Partager sur Pinterest Un vaccin COVID-19 a contribué à améliorer la santé mentale de nombreuses personnes en réduisant les inquiétudes concernant le développement de la maladie.Getty Images

  • Les personnes qui ont reçu leur première dose du vaccin COVID-19 ont amélioré leur santé mentale, rapporte une nouvelle étude.
  • Cependant, ceux qui ne l’ont pas reçu sont encore plus affligés.
  • Les experts disent que les vaccins offrent l’espoir de mettre fin à la pandémie.
  • Ils contrecarrent également le sentiment d’impuissance face à la maladie.

Vous êtes-vous senti soulagé lorsque vous avez reçu votre première dose du vaccin COVID-19 ? Une nouvelle étude publiée dans la revue PLOS ONE suggère que c’est un sentiment commun chez de nombreuses personnes aux États-Unis.

Les participants à l’enquête ont signalé moins de dépression et d’anxiété après avoir reçu la dose initiale du vaccin.

Cependant, ceux qui n’avaient pas encore reçu leur première dose ont en fait déclaré ressentir plus de détresse mentale.

Pour l’étude, l’auteur principal Francisco Pérez-Arce, Ph.D., économiste au Centre de recherche économique et sociale (CESR), et son équipe de recherche ont interrogé 8 003 adultes qui ont participé à l’étude Learn about the United States, que People de partout aux États-Unis font l’objet d’une enquête.
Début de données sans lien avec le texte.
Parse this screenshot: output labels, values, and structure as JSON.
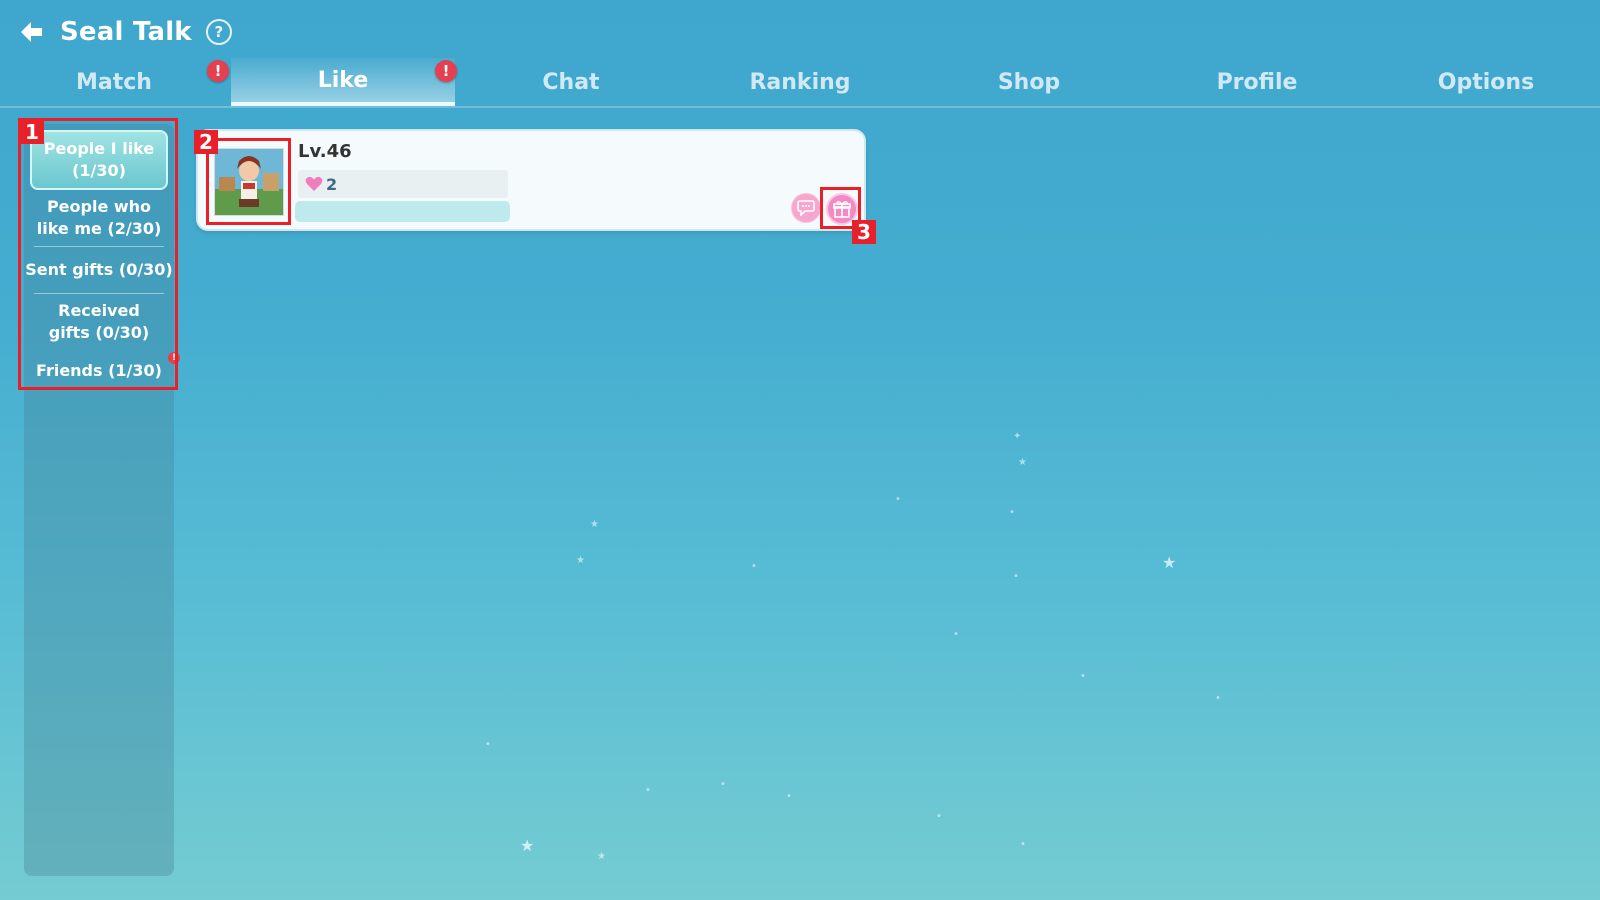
{
  "header": {
    "title": "Seal Talk",
    "help_label": "?"
  },
  "tabs": [
    {
      "label": "Match"
    },
    {
      "label": "Like"
    },
    {
      "label": "Chat"
    },
    {
      "label": "Ranking"
    },
    {
      "label": "Shop"
    },
    {
      "label": "Profile"
    },
    {
      "label": "Options"
    }
  ],
  "badges": {
    "match": "!",
    "like": "!",
    "friends": "!"
  },
  "sidebar": {
    "items": [
      {
        "label": "People I like (1/30)"
      },
      {
        "label": "People who like me (2/30)"
      },
      {
        "label": "Sent gifts (0/30)"
      },
      {
        "label": "Received gifts (0/30)"
      },
      {
        "label": "Friends (1/30)"
      }
    ]
  },
  "markers": [
    "1",
    "2",
    "3"
  ],
  "card": {
    "level": "Lv.46",
    "likes": "2"
  },
  "colors": {
    "badge": "#e5404f",
    "highlight": "#e8202a",
    "gift_button": "#f48ac4",
    "chat_button": "#f7a7cf"
  },
  "icons": [
    "back-arrow-icon",
    "help-icon",
    "heart-icon",
    "chat-bubble-icon",
    "gift-icon"
  ]
}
Les participants ont été interrogés périodiquement entre le 10 mars et le 31 mars 2021. Tous ont terminé au moins deux cycles d’enquête.
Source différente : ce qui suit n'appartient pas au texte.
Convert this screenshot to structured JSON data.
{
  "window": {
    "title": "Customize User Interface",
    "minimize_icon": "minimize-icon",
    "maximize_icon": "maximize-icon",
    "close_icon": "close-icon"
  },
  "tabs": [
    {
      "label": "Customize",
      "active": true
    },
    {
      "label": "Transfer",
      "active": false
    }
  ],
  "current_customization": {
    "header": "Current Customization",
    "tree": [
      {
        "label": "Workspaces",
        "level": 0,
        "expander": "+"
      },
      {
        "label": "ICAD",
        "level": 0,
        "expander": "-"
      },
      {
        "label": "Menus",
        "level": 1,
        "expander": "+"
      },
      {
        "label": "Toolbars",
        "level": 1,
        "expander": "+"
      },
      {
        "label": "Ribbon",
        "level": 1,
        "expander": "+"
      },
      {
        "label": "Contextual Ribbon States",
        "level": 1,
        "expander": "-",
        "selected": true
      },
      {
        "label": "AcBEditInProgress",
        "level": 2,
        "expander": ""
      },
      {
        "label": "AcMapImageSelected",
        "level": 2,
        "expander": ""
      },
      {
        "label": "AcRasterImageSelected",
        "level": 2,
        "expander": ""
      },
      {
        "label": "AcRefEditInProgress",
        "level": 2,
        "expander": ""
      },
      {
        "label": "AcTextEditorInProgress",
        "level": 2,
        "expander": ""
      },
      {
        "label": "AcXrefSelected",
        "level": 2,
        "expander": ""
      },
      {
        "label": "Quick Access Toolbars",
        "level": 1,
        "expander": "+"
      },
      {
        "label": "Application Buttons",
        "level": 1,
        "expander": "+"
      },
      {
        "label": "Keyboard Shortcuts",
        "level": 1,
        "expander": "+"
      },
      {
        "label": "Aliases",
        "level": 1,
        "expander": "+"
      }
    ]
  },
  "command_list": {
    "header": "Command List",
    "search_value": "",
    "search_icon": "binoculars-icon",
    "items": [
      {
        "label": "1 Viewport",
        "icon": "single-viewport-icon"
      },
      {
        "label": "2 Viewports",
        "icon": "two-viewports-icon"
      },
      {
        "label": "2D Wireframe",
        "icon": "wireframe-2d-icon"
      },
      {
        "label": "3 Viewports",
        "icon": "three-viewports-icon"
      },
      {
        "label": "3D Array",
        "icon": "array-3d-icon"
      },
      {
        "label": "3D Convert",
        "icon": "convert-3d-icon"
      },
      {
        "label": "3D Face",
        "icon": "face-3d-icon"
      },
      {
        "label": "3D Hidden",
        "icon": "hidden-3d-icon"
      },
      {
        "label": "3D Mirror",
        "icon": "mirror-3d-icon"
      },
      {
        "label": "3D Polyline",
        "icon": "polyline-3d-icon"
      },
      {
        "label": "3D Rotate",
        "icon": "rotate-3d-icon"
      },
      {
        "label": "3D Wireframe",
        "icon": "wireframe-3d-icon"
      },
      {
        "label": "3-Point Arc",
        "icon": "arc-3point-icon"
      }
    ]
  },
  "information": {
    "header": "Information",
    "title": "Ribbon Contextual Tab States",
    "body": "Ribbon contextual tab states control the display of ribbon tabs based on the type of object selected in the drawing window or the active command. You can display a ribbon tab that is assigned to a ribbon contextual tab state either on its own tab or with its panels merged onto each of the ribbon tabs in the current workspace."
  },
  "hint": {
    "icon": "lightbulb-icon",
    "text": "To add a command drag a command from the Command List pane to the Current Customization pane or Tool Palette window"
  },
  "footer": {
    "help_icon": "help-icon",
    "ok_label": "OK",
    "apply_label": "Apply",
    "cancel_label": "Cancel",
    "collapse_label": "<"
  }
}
On leur a demandé de répondre à des questions sur leur statut vaccinal et leurs niveaux de dépression et d’anxiété sur la base du questionnaire de santé du patient en quatre points (PHQ-4).
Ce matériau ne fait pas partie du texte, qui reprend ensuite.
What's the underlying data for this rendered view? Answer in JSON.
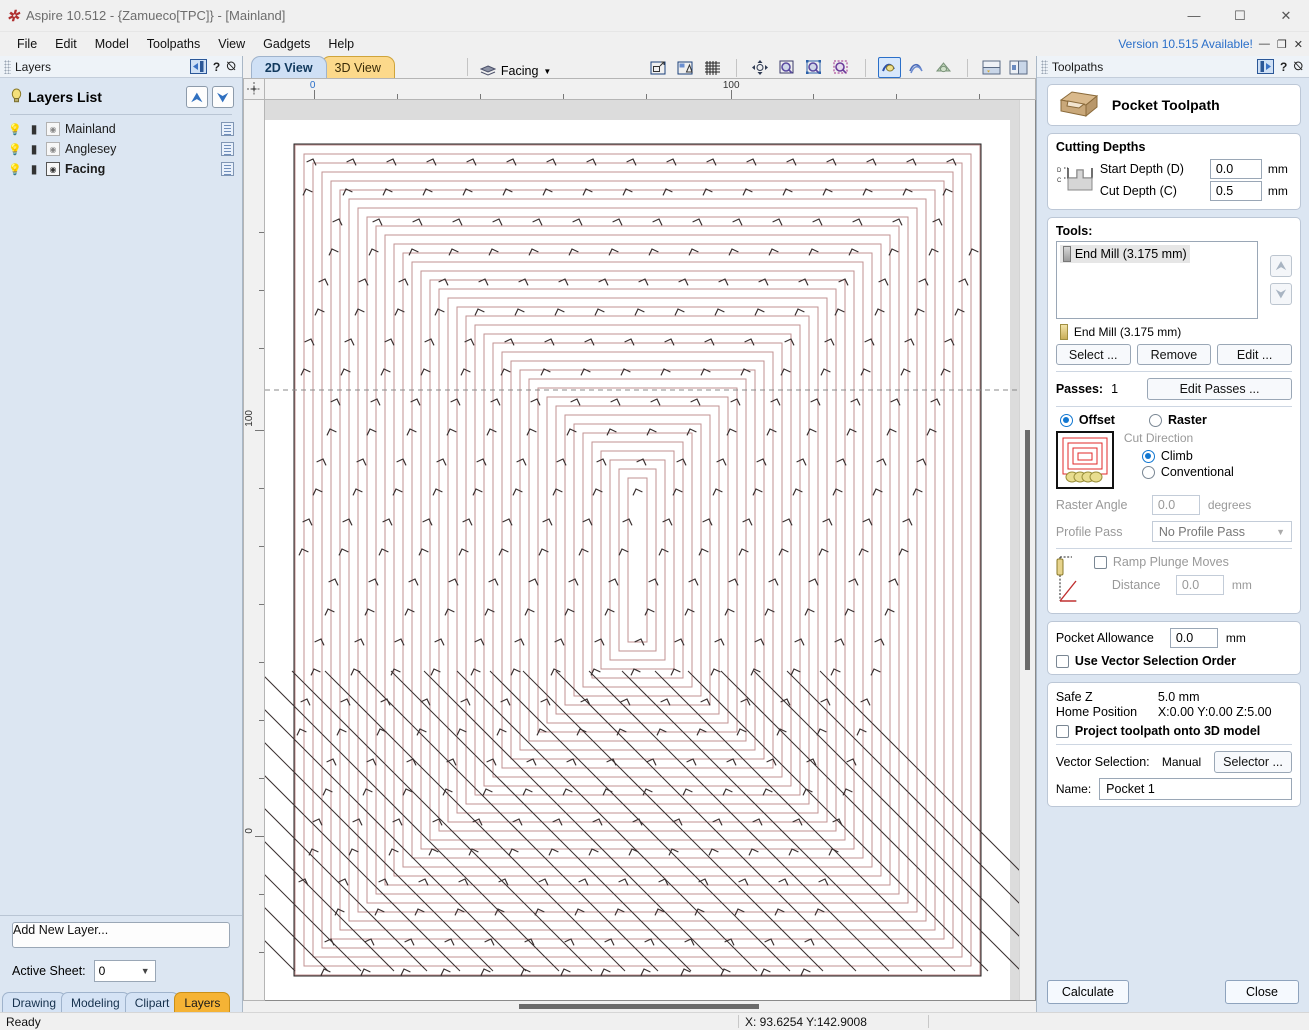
{
  "window": {
    "title": "Aspire 10.512 - {Zamueco[TPC]} - [Mainland]",
    "logo_icon": "aspire-flame-icon",
    "minimize": "—",
    "maximize": "☐",
    "close": "✕"
  },
  "menu": {
    "items": [
      "File",
      "Edit",
      "Model",
      "Toolpaths",
      "View",
      "Gadgets",
      "Help"
    ],
    "version_note": "Version 10.515 Available!",
    "doc_minimize": "—",
    "doc_restore": "❐",
    "doc_close": "✕"
  },
  "layers_panel": {
    "caption": "Layers",
    "caption_help": "?",
    "caption_pin": "⦰",
    "list_title": "Layers List",
    "items": [
      {
        "label": "Mainland",
        "active": false,
        "visible": false
      },
      {
        "label": "Anglesey",
        "active": false,
        "visible": false
      },
      {
        "label": "Facing",
        "active": true,
        "visible": true
      }
    ],
    "add_layer_button": "Add New Layer...",
    "active_sheet_label": "Active Sheet:",
    "active_sheet_value": "0",
    "tabs": [
      {
        "label": "Drawing",
        "active": false
      },
      {
        "label": "Modeling",
        "active": false
      },
      {
        "label": "Clipart",
        "active": false
      },
      {
        "label": "Layers",
        "active": true
      }
    ]
  },
  "view_bar": {
    "tabs": [
      {
        "label": "2D View",
        "active": true
      },
      {
        "label": "3D View",
        "active": false
      }
    ],
    "layer_selector": "Facing",
    "layer_caret": "▾",
    "icons": [
      "zoom-to-selection-icon",
      "zoom-to-drawing-icon",
      "toggle-grid-icon",
      "pan-icon",
      "zoom-extents-icon",
      "zoom-selection-icon",
      "zoom-box-icon",
      "toggle-toolpath-preview-icon",
      "toggle-toolpath-solid-icon",
      "toggle-3d-model-icon",
      "split-horizontal-icon",
      "split-vertical-icon"
    ]
  },
  "canvas": {
    "ruler_h_labels": [
      {
        "text": "0",
        "pos": 49
      },
      {
        "text": "100",
        "pos": 466
      }
    ],
    "ruler_v_labels": [
      {
        "text": "100",
        "pos": 315
      },
      {
        "text": "0",
        "pos": 730
      }
    ],
    "toolpath_color": "#c19292",
    "arrow_color": "#3a3030",
    "material_color": "#ffffff",
    "background_color": "#dcdcdc"
  },
  "toolpaths_panel": {
    "caption": "Toolpaths",
    "caption_help": "?",
    "caption_pin": "⦰",
    "header_title": "Pocket Toolpath",
    "header_icon": "pocket-toolpath-icon",
    "cutting_depths": {
      "title": "Cutting Depths",
      "icon": "depth-profile-icon",
      "start_depth_label": "Start Depth (D)",
      "start_depth_value": "0.0",
      "start_depth_unit": "mm",
      "cut_depth_label": "Cut Depth (C)",
      "cut_depth_value": "0.5",
      "cut_depth_unit": "mm"
    },
    "tools": {
      "title": "Tools:",
      "list": [
        "End Mill (3.175 mm)"
      ],
      "current_tool": "End Mill (3.175 mm)",
      "move_up_icon": "arrow-up-icon",
      "move_down_icon": "arrow-down-icon",
      "select_button": "Select ...",
      "remove_button": "Remove",
      "edit_button": "Edit ...",
      "passes_label": "Passes:",
      "passes_value": "1",
      "edit_passes_button": "Edit Passes ...",
      "strategy": {
        "offset_label": "Offset",
        "offset_selected": true,
        "raster_label": "Raster",
        "raster_selected": false,
        "preview_icon": "offset-pattern-icon"
      },
      "cut_direction": {
        "title": "Cut Direction",
        "climb_label": "Climb",
        "climb_selected": true,
        "conventional_label": "Conventional",
        "conventional_selected": false
      },
      "raster_angle_label": "Raster Angle",
      "raster_angle_value": "0.0",
      "raster_angle_unit": "degrees",
      "profile_pass_label": "Profile Pass",
      "profile_pass_value": "No Profile Pass",
      "ramp": {
        "icon": "ramp-plunge-icon",
        "checkbox_label": "Ramp Plunge Moves",
        "checked": false,
        "distance_label": "Distance",
        "distance_value": "0.0",
        "distance_unit": "mm"
      }
    },
    "allowance": {
      "label": "Pocket Allowance",
      "value": "0.0",
      "unit": "mm",
      "vector_order_label": "Use Vector Selection Order",
      "vector_order_checked": false
    },
    "position": {
      "safe_z_label": "Safe Z",
      "safe_z_value": "5.0 mm",
      "home_label": "Home Position",
      "home_value": "X:0.00 Y:0.00 Z:5.00",
      "project_label": "Project toolpath onto 3D model",
      "project_checked": false,
      "vector_selection_label": "Vector Selection:",
      "vector_selection_value": "Manual",
      "selector_button": "Selector ...",
      "name_label": "Name:",
      "name_value": "Pocket 1"
    },
    "calculate_button": "Calculate",
    "close_button": "Close"
  },
  "statusbar": {
    "ready": "Ready",
    "coords": "X: 93.6254 Y:142.9008"
  }
}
Les chercheurs ont ensuite analysé les résultats pour déterminer les changements dans les scores PHQ-4 des participants après la première dose du vaccin COVID-19.

Les chercheurs ont découvert que les personnes qui avaient reçu leur première dose de vaccin entre décembre 2020 et mars 2021 présentaient un risque de dépression légère de 4 % inférieur.

Ils avaient également un risque de dépression majeure de 15 % inférieur.

En revanche, ceux qui n’avaient pas encore été vaccinés ont commencé à se sentir plus anxieux et déprimés.

Cependant, les auteurs ont noté que ceux qui étaient en rémission après la vaccination étaient également plus susceptibles de tomber gravement malades ou de mourir.

Jennifer A. King, professeure adjointe et codirectrice du Center for Trauma and Adversity de la Case Western Reserve University, DSW, LISW, a déclaré qu’elle pense que la santé mentale des gens s’est améliorée grâce à l’espoir que les vaccins offrent.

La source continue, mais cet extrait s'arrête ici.